What’s it like to have fans all over the world? I see The Warning Spain and The Warning Argentina pages on social media. How do you try to stay close and engage with them? 

PAULINA: I feel like the connection that we have with our fans is very unique. We started out with the support because of the covers, but then people stuck around because of our music. We were really young as well, so we grew up with them. Having the support has been really meaningful for us.

DANIELA: I think a lot of the community grew because we started our own Patreon page, and that’s where a lot of our fans started meeting each other, becoming friends, even though they don’t know each other in real life. We engaged a lot on that platform to know each and every one of them.

PAULINA: We’ve had these very big shows in Mexico and people travel from all over the … When I say all over the world, I mean it. People from Europe, from the U.S., from Canada, from South America just come to Mexico for one of our shows. They meet each other for the first time, but they’re already best friends.

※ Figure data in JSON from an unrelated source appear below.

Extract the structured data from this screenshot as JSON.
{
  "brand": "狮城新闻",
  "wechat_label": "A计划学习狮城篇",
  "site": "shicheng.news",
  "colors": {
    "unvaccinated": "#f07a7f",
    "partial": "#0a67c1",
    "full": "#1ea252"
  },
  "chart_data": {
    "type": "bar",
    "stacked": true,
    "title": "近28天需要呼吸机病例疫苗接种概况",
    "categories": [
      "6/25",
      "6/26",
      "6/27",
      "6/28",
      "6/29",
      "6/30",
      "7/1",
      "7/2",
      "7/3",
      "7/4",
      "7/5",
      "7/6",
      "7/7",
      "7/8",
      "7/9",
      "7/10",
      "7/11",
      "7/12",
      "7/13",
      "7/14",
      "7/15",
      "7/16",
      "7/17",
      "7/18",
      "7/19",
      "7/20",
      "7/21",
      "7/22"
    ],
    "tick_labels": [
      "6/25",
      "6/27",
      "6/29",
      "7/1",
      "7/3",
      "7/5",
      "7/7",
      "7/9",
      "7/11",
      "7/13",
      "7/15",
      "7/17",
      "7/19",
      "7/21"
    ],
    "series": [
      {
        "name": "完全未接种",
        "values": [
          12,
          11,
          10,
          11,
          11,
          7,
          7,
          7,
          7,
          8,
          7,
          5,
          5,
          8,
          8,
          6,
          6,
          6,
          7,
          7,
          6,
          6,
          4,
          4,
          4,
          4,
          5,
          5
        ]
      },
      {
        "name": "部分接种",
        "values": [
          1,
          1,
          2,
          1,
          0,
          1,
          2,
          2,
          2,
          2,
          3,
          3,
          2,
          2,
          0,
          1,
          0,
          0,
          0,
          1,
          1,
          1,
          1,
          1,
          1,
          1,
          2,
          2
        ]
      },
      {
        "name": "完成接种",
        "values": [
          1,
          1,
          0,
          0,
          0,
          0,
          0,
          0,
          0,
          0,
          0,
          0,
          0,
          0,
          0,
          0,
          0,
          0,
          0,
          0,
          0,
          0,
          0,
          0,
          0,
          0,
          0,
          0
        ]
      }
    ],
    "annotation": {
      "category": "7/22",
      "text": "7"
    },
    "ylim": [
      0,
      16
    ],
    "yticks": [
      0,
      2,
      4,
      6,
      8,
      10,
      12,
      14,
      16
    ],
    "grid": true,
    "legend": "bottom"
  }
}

What’s coming soon that you’re most excited about? 

PAULINA: Later this month, we’re headlining two shows at Teatro Metropólitan in Mexico City. It’s just so exciting. We play Rock al Parque in Colombia in November, which is the biggest rock festival in Latin America.

DANIELA: And we’re going to play Louder Than Life [festival in Louisville in September] and Aftershock [festival in Sacramento in October].

Last thing: I know you all started your musical journey playing Rock Band and later got one of your songs into the game. Do you still go back and play, or is it strictly real instruments now?  

PAULINA: It’s only real instruments now.